Mark St. John joins news staff at KXLY
By Beverly Vorpahl
and Spokane Chronicle
Reporter Mark St. John, fired by KREM-TV two weeks ago, was hired Friday by KXLY.
St. John, known for giving a personal touch to television news, will be a news/talk host for KXLY-AM Radio and a news reporter and commentator for KXLY-TV. He will assume his new responsibilities in mid-February.
After working 16 years at KREM, St. John was fired by Jan Allen, the station’s news director, who reportedly told the newsman that she didn’t like his writing or on-air image.
For “Newscope,” KXLY-TV’s 5 p.m. news program, St. John will report on news and features. And he will have a 70-second time slot for personal observations on the news, said Jim Frandin, KXLY-TV news director.
In television, where even 30 seconds is costly, “it’s somewhat unique to make a commitment to give a minute or a minute and a half to something that is different,” Frandin said.

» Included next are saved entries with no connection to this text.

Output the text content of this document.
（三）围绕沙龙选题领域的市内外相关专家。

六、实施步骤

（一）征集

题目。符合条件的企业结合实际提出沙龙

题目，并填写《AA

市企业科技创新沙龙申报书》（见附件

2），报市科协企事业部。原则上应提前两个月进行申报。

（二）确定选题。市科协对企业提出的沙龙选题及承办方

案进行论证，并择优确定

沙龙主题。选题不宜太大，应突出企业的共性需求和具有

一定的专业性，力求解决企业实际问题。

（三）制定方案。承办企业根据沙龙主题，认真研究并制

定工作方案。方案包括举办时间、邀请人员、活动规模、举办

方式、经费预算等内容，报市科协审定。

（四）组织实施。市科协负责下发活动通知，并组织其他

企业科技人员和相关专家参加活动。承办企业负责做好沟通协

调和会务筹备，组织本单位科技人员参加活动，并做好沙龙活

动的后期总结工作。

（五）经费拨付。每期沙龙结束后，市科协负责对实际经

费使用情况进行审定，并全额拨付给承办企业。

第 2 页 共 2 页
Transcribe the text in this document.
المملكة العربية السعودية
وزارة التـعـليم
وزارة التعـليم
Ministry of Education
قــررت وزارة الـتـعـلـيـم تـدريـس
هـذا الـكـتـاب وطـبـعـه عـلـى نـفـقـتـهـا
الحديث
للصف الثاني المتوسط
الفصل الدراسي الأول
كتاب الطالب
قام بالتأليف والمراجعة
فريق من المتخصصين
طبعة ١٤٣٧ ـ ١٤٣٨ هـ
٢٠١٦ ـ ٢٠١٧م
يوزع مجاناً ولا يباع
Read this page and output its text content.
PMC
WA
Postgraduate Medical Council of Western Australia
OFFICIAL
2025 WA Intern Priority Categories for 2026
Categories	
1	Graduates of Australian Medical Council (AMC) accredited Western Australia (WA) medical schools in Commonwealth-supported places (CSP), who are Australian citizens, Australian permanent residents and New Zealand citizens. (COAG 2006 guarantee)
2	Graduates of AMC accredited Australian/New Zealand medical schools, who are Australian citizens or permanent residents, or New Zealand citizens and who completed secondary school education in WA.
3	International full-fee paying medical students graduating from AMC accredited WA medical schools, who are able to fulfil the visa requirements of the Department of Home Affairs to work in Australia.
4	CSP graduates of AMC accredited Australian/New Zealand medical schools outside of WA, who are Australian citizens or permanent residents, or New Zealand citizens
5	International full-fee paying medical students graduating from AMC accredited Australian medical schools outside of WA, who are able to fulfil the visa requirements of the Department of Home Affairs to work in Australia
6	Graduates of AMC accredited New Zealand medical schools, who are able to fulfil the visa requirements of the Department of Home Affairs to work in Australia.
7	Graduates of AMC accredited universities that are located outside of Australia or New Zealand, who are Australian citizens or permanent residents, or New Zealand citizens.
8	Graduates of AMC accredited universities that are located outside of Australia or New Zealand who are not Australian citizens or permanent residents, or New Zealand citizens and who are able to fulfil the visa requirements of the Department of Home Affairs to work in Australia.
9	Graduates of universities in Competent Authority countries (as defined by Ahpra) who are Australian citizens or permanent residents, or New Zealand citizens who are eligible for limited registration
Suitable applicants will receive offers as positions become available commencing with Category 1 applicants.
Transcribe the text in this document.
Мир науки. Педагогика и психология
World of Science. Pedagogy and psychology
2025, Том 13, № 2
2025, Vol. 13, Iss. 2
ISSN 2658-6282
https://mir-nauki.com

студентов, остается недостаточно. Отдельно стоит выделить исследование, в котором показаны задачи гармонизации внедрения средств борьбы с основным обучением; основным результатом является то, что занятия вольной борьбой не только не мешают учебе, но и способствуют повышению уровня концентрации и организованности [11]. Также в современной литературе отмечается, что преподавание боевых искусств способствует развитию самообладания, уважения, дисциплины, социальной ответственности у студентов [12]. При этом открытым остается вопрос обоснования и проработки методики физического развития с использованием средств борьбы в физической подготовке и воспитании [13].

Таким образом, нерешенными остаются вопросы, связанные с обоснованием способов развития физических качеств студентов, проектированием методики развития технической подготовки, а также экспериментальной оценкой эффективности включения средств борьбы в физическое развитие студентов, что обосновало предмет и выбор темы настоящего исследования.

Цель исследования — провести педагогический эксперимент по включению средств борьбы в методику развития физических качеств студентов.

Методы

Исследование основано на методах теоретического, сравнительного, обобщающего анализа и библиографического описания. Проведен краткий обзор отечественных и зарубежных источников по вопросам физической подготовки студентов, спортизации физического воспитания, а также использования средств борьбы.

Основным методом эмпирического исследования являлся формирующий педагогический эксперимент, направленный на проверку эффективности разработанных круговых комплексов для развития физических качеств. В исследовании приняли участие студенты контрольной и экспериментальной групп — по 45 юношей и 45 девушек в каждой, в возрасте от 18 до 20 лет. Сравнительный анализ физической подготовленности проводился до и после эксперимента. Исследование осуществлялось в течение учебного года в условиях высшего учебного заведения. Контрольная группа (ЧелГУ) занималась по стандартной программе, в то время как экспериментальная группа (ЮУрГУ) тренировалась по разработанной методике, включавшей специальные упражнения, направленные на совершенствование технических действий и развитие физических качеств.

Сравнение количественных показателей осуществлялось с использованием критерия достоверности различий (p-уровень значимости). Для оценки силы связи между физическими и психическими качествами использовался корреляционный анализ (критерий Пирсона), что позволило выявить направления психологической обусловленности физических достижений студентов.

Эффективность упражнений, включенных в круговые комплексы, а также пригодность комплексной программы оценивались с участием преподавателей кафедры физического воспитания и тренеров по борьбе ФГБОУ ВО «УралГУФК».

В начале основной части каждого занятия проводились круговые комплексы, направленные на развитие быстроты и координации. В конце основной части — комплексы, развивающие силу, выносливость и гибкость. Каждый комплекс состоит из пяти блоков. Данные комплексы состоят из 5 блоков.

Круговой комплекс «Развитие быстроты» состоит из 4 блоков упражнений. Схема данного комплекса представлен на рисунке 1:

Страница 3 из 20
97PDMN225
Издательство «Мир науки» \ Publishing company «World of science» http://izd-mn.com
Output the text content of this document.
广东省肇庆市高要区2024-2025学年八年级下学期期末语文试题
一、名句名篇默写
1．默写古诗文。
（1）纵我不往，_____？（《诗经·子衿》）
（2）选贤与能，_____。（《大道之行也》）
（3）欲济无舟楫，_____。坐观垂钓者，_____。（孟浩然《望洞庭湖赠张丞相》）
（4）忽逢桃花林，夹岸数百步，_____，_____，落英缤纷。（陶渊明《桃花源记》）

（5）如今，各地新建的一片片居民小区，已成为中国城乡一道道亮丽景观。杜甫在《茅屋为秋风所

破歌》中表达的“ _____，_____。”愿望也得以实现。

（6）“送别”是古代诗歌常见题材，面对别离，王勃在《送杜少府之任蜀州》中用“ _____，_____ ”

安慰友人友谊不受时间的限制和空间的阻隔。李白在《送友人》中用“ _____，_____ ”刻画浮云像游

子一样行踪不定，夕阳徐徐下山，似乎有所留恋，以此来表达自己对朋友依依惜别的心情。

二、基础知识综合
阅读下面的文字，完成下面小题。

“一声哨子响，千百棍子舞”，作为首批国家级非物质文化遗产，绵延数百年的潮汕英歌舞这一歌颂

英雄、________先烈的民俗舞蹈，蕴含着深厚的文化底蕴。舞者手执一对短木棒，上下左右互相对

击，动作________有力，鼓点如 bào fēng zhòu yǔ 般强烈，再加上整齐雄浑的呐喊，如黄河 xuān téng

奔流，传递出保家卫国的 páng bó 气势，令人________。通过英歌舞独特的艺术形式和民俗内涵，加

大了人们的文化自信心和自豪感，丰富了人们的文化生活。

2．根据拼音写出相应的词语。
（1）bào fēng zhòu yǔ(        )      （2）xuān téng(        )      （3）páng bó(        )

St. John also will host the afternoon “drive time” from 3 to 5 p.m. on radio, talking to listeners on the telephone, or interviewing guests in the studio, said Tom Sofio, program director.
Richard Clear, the radio announcer currently working from 3 to 5 p.m., had already informed station officials that he was planning to leave by March 1 to open a pizza shop in the Nine Mile Falls Shopping Center, Sofio said.
It’s been 20 years since St. John worked in radio. At that time, he was employed by KHQ-AM.
“I’ve worked at all the stations now except the Union 76 on the corner,” he quipped over the telephone Friday afternoon.
He also admitted to having a bad case of the “jitters,” like an actor has on opening night.
There was an outcry from St. John fans following his dismissal, which was reported in The Spokesman-Review and the Spokane Chronicle.
St. John said he was overwhelmed by the supportive letters sent to the newspapers’ editors and to KREM officials, as well as those he received at home.
“It was gratifying,” he said.
“I had expected to get the traditional gold watch from KREM,” he said. And while losing his job was a traumatic experience, the response he received has “reinforced my ego if nothing else.”
One of the people who responded was Sister Thomas Mary, a retired nun he had featured in one of his stories. St. John said she called him at home to tell him that she had put a note on the bulletin board, reminding the other nuns to remember him in their prayers.
“That almost brought tears to my eyes,” he said.